Fine-tuning & Adaptation

Customize a foundation model on your own data. Manage datasets, run hyperparameter sweeps as variants, and pick the winning checkpoint — all from one graph.

The pattern

Foundation model adaptation usually means:

  1. Load a base model from a registry.
  2. Prepare a labeled adaptation dataset.
  3. Train one or more variants (LR sweeps, LoRA rank sweeps, full-fine-tune vs. adapter).
  4. Evaluate each on a held-out set.
  5. Promote the best checkpoint.

Connectify lets you do all five in a single project, with each training run as its own variant.

Building the base graph

  1. Add the base model

    Click + Node → Model and select your foundation model from the registry (e.g., llama-3-8b-base). The Model node exposes the model as a tensor producer.

  2. Wire in adaptation data

    Add a Dataset node pointed at your fine-tuning corpus. Add a Logic tokenize node configured for the model's tokenizer. Wire Dataset → tokenize → Model (training input).

  3. Configure training

    In the Model node's Config tab set:

    • mode: lora
    • rank: 8
    • lr: 2e-4
    • epochs: 3
  4. Add eval

    Add a held-out Dataset node for evaluation and a Logic eval/perplexity node. Wire the model's output and eval data into it.

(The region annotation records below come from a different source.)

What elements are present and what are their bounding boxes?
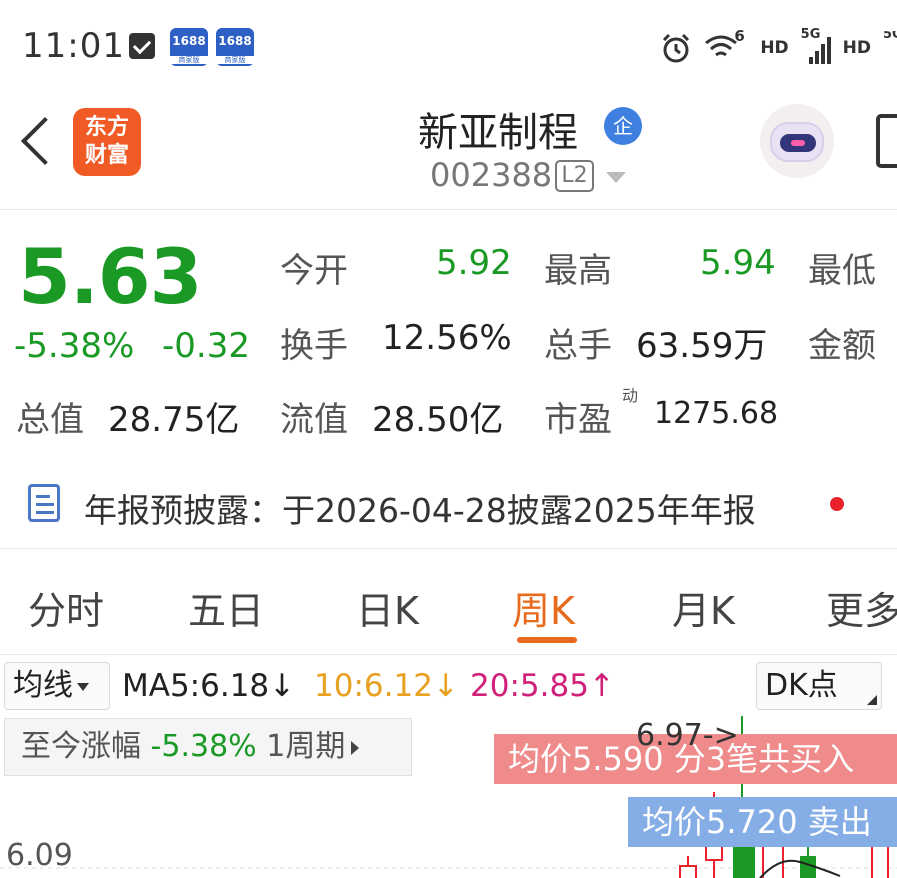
pe-dynamic-superscript: 动 [622, 386, 639, 405]
candle [679, 856, 697, 878]
app-1688-icon: 1688 商家版 [170, 28, 208, 66]
status-indicators: 6 HD 5G HD 5G [660, 27, 897, 68]
sell-average-tag[interactable]: 均价5.720 卖出 [628, 797, 897, 847]
current-price: 5.63 [18, 232, 203, 321]
app-1688-icon: 1688 商家版 [216, 28, 254, 66]
volume-label: 总手 [544, 326, 612, 366]
back-arrow-icon[interactable] [20, 116, 70, 166]
float-value: 28.50亿 [372, 400, 504, 440]
open-label: 今开 [280, 251, 348, 291]
signal-icon-1: 5G [801, 27, 831, 65]
chevron-right-icon [351, 740, 360, 755]
high-label: 最高 [544, 251, 612, 291]
corner-triangle-icon [867, 695, 877, 705]
status-bar: 11:01 1688 商家版 1688 商家版 6 HD 5G HD 5 [0, 0, 897, 92]
change-percent: -5.38% [14, 326, 135, 366]
level2-badge[interactable]: L2 [555, 160, 594, 192]
tab-daily-k[interactable]: 日K [356, 580, 419, 635]
stock-name: 新亚制程 [418, 110, 578, 156]
wifi-icon: 6 [704, 27, 748, 63]
pe-value: 1275.68 [654, 396, 779, 431]
period-change-box[interactable]: 至今涨幅 -5.38% 1周期 [4, 718, 412, 776]
ma20-value: 20:5.85↑ [470, 668, 615, 704]
unread-dot [830, 497, 844, 511]
open-value: 5.92 [436, 243, 512, 283]
turnover-label: 换手 [280, 326, 348, 366]
alarm-icon [663, 33, 690, 63]
status-time: 11:01 [22, 26, 125, 66]
tab-five-day[interactable]: 五日 [188, 580, 264, 635]
tab-more[interactable]: 更多 [826, 580, 897, 635]
high-price-marker: 6.97-> [636, 718, 739, 753]
pe-label: 市盈 [544, 400, 612, 440]
annual-report-notice[interactable]: 年报预披露：于2026-04-28披露2025年年报 [84, 484, 756, 532]
mktcap-label: 总值 [16, 400, 84, 440]
dk-point-button[interactable]: DK点 [756, 662, 882, 710]
ai-assistant-robot-icon[interactable] [760, 104, 834, 178]
ma10-value: 10:6.12↓ [314, 668, 459, 704]
low-label: 最低 [808, 251, 876, 291]
change-amount: -0.32 [162, 326, 250, 366]
tab-monthly-k[interactable]: 月K [672, 580, 735, 635]
divider [0, 548, 897, 549]
hd-label: HD [760, 38, 789, 58]
active-tab-indicator [517, 637, 577, 643]
float-label: 流值 [280, 400, 348, 440]
chevron-down-icon[interactable] [606, 172, 626, 183]
eastmoney-logo[interactable]: 东方 财富 [73, 108, 141, 176]
turnover-value: 12.56% [382, 318, 512, 358]
checkbox-notification-icon [129, 33, 155, 59]
stock-header: 东方 财富 新亚制程 企 002388 L2 [0, 92, 897, 210]
y-axis-tick: 6.09 [6, 838, 73, 873]
hd-label: HD [842, 38, 871, 58]
stock-code: 002388 [430, 156, 553, 194]
signal-icon-2: 5G [883, 31, 897, 42]
ma-selector[interactable]: 均线 [4, 662, 110, 710]
more-menu-icon[interactable] [876, 114, 897, 168]
mktcap-value: 28.75亿 [108, 400, 240, 440]
document-icon [28, 484, 60, 522]
high-value: 5.94 [700, 243, 776, 283]
tab-weekly-k[interactable]: 周K [512, 580, 575, 635]
enterprise-badge-icon[interactable]: 企 [604, 107, 642, 145]
tab-intraday[interactable]: 分时 [28, 580, 104, 635]
volume-value: 63.59万 [636, 326, 768, 366]
divider [0, 654, 897, 655]
chevron-down-icon [77, 682, 89, 691]
ma5-value: MA5:6.18↓ [122, 668, 296, 704]
amount-label: 金额 [808, 326, 876, 366]
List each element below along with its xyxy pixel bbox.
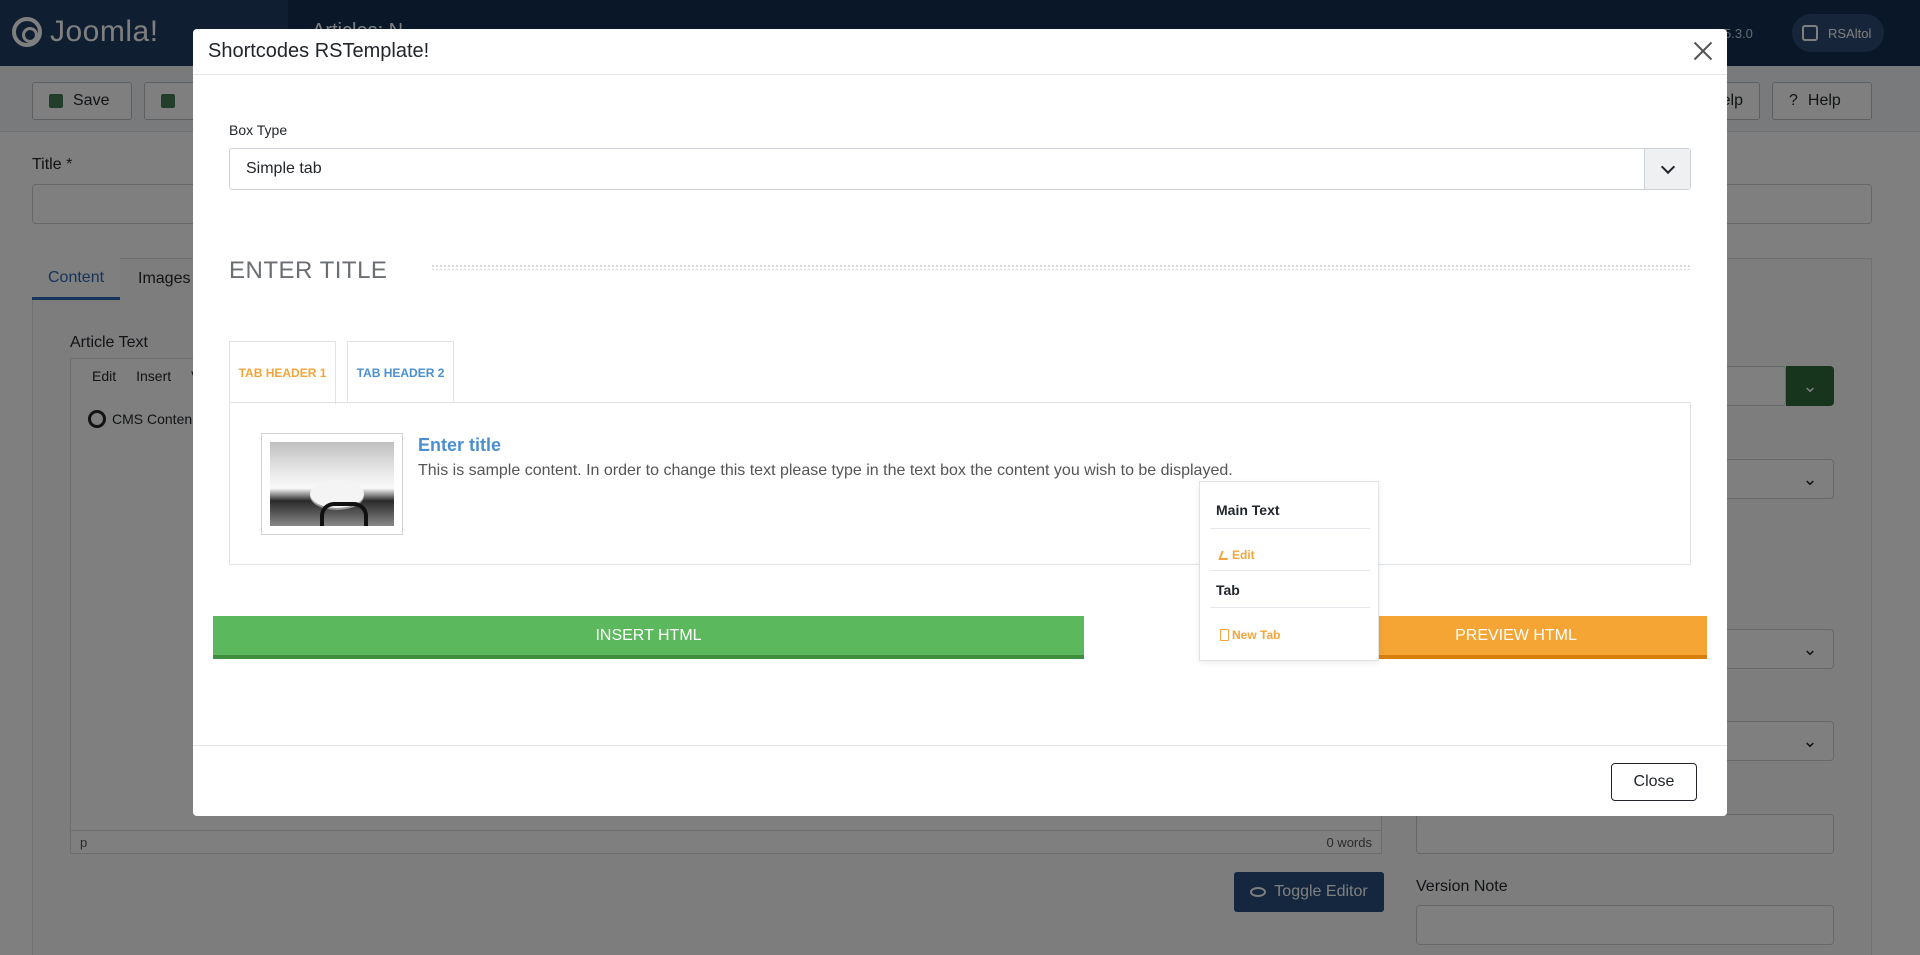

Running a hyperparameter sweep

Variants are the right tool for sweeps. Each combination of hyperparameters gets its own variant:

LoRA rank sweep

Same pattern — one variant per rank value. Because LoRA training is cheap, sweeping ranks 4, 8, 16, 32 in parallel is the fastest way to find the right tradeoff.

Managing checkpoints

Each successful run produces a checkpoint, recorded in the Model node's Run Data tab. Promote one with the Star action — starred checkpoints get a tag like baseline, candidate, or shipped that you can filter by from the Graphs Hub.

Exporting the winner

Open the starred checkpoint, click Export, and pick a destination — Hugging Face, S3, a local download, or a registered internal registry (if your workspace has one configured).

Tracking what you tried

Hidden variants stay in the project. Don't delete failed sweeps — hide them. Six months later when someone asks "did we try a higher LR?" the answer is one click away.